Scegliere una facoltà universitaria non può dipendere solo dalle informazioni che vengono fornite a riguardo. Fa parte di un vero e proprio passo di maturità. GIANNI MEREGHETTI
Caro direttore,
il ministro Profumo lancia l’allarme sull’orientamento, facendo presente che il 20 per cento degli studenti al primo anno si accorge di aver sbagliato scelta universitaria e che il 40per cento, alla fine del percorso, dice che non avrebbe scelto la facoltà frequentata.
La conseguenza che il ministro Profumo trae da questa preoccupante situazione è che le università sono deboli nel dare informazioni, e che è precisamente a questo livello che occorre prendere l’iniziativa, potenziando l’orientamento, dunque con un surplus di informazioni più precise e definite.

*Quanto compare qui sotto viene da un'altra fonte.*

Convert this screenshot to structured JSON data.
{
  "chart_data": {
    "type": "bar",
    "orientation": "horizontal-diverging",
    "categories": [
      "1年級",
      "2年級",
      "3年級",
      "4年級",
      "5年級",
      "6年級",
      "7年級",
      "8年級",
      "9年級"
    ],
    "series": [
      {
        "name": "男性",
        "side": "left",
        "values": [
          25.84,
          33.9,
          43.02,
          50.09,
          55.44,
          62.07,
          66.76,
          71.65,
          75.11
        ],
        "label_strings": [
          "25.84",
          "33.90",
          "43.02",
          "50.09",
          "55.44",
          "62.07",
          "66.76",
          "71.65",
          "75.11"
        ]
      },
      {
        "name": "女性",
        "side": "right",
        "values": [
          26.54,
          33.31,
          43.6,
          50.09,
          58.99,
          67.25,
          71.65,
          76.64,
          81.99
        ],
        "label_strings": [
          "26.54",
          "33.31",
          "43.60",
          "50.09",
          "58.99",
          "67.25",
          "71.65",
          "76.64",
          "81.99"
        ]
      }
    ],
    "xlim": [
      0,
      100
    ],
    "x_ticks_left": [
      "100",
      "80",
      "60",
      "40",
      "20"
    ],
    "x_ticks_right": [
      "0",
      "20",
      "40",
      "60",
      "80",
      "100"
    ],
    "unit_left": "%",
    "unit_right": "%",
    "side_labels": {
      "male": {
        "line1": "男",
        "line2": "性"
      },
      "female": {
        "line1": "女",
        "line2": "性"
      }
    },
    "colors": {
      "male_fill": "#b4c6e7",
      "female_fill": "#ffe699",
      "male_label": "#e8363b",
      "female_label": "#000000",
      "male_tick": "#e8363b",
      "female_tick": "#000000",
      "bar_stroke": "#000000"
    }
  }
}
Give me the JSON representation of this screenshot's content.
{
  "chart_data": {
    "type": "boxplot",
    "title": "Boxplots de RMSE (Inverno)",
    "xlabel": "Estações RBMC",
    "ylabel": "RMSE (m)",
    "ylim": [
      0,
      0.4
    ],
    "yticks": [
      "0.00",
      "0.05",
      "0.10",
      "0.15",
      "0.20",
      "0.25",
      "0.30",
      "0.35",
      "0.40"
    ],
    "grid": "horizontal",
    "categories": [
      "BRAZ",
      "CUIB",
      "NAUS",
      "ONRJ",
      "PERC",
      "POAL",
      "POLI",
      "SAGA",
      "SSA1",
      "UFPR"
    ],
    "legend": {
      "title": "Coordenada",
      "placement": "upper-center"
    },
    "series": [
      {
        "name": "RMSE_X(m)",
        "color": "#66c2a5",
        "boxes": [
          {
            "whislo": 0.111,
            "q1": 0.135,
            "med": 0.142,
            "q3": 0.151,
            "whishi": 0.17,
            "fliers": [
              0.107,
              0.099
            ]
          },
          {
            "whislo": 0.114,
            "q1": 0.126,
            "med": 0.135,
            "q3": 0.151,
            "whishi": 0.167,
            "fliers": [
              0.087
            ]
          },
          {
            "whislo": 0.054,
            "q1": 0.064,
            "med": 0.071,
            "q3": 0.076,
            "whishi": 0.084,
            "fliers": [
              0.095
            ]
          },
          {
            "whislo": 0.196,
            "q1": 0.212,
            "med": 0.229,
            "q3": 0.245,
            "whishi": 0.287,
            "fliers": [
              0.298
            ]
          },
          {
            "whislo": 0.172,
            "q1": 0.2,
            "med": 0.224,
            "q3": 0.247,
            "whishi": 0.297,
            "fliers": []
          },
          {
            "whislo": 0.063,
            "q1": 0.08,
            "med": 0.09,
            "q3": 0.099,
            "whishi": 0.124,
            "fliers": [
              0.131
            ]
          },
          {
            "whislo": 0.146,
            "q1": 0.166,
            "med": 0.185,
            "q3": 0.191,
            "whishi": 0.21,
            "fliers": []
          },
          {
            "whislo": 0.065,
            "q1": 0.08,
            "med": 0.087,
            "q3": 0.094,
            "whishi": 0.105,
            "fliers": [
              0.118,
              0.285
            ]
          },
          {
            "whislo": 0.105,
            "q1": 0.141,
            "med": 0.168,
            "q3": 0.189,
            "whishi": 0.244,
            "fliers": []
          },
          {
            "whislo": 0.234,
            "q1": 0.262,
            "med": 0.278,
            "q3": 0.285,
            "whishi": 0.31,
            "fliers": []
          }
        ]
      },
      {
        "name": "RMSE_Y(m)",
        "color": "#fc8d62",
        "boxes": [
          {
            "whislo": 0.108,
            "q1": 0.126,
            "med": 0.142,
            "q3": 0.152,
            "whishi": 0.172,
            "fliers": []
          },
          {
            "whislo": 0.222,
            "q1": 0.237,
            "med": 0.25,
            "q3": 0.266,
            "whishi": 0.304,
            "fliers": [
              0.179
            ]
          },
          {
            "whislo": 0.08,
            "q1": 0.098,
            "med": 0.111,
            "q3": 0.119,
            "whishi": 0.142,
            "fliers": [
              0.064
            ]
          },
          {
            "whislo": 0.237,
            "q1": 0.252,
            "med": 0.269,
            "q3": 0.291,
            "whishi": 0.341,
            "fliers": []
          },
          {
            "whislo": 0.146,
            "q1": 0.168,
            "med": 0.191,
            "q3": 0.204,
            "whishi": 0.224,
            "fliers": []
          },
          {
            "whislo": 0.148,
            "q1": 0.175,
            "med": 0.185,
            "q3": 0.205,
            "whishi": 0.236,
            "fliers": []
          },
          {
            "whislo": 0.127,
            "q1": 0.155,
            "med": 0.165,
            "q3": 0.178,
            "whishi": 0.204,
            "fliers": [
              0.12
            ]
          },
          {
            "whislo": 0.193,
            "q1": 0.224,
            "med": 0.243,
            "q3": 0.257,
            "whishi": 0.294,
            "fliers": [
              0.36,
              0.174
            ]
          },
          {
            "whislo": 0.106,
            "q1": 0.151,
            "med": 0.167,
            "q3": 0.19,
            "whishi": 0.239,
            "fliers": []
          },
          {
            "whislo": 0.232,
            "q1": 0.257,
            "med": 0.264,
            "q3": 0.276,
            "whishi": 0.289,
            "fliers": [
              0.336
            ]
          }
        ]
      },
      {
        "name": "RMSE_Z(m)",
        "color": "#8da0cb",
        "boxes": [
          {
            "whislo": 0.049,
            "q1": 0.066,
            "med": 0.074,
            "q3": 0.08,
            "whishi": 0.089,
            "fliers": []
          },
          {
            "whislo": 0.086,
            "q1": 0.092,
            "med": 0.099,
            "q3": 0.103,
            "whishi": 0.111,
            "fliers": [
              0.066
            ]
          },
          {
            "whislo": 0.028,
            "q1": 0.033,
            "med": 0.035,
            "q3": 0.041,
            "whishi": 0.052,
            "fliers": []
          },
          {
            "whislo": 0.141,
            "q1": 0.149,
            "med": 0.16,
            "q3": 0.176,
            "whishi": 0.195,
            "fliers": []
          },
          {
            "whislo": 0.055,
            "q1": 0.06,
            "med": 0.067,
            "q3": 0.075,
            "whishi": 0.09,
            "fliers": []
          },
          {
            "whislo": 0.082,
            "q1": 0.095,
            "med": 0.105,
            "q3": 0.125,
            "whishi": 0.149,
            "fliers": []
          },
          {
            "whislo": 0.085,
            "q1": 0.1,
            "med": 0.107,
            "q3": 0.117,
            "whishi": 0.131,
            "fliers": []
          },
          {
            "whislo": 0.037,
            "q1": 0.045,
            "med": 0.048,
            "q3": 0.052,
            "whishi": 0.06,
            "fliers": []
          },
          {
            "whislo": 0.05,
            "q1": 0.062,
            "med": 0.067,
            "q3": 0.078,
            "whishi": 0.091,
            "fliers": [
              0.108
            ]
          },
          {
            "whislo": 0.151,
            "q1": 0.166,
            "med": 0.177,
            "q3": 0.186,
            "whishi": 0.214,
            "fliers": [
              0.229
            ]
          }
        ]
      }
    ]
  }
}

Ora, le informazioni sono certamente utili; occorre però anche notare che ciò su cui si sono impegnate le università in questi anni sono proprio le informazioni: gli atenei hanno bombardato gli studenti delle scuole superiori di informazioni, e sempre più specifiche, sempre più nel dettaglio. I dati preoccupanti che il ministro fornisce dovrebbero allora portare ad una riflessione seria sull’orientamento, una riflessione che parta proprio da questa semplice constatazione: in questi anni l’impegno a dare informazioni è stato inequivocabile, eppure questo non ha impedito a tanti studenti e studentesse di sbagliare scelta. Possiamo a questo punto chiederci: come mai? Come mai le informazioni non bastano per fare la scelta giusta? Come mai si possono avere a disposizioni tante e precise informazioni e si può finire con il commettere errori su errori?
La questione è semplice: scegliere la facoltà universitaria non dipende solo dai ragguagli che si hanno. E non è nemmeno un meccanismo per cui, dati l’interesse e la capacità, risulti la facoltà cui iscriversi. Scegliere una facoltà universitaria è un passo di maturità, è mettere in gioco la propria vita, il proprio futuro, la stima che si ha di sé, nella prospettiva di lasciare un segno dentro la realtà. Per questo il problema non è solo di avere informazioni, ma anche e soprattutto di chiarire quali siano i criteri in forza dei quali scegliere; che cosa un giovane d’oggi possa mettere in campo e che lo faccia crescere, lo faccia diventare uomo.
La realtà è che ciò su cui sono deboli oggi scuole superiori e università a riguardo dell’orientamento non sono le informazioni: la debolezza sta nel non accompagnare i giovani nella scelta, e il primo modo di accompagnare un giovane nella scelta è aiutarlo a capire chi è, che valore ha la sua vita, che importanza ha la sua umanità. La domanda da cui parte un processo di orientamento non è: che cosa debbo o posso fare, ma: io chi sono? E’ questa domanda che manca in tutti i progetti di orientamento, ed è perché manca questa domanda che si va incontro ad errori spesso fatali.
Urge quindi prendere sul serio l’allarme del ministro Profumo, e prima di organizzare visite su visite nelle università, aiutare gli studenti dell’ultimo e penultimo anno di scuola superiore a prendere coscienza del valore della loro umanità, della ricchezza che ognuno porta. Da una nuova, più vera affezione a sé scaturirà la passione che fa fare tutto il resto.
Ripensare l’orientamento è dunque introdurre negli ultimi anni di scuola superiore uno sguardo nuovo, uno sguardo che aiuti gli studenti ad avere una capacità di sintesi tale da portarli finalmente a conoscere ciò che studiano, e con questo, a maturare una nuova coscienza di sé e a prendere in mano il loro io. La prima mossa allora sta nel riconsiderare lo studio, cambiandone l’impostazione: dal gestire un accumulo di informazioni allo scoprire che ogni oggetto, appreso criticamente, fa crescere l’io. Questo è conoscere, ed è questo il primo passo di un orientamento serio.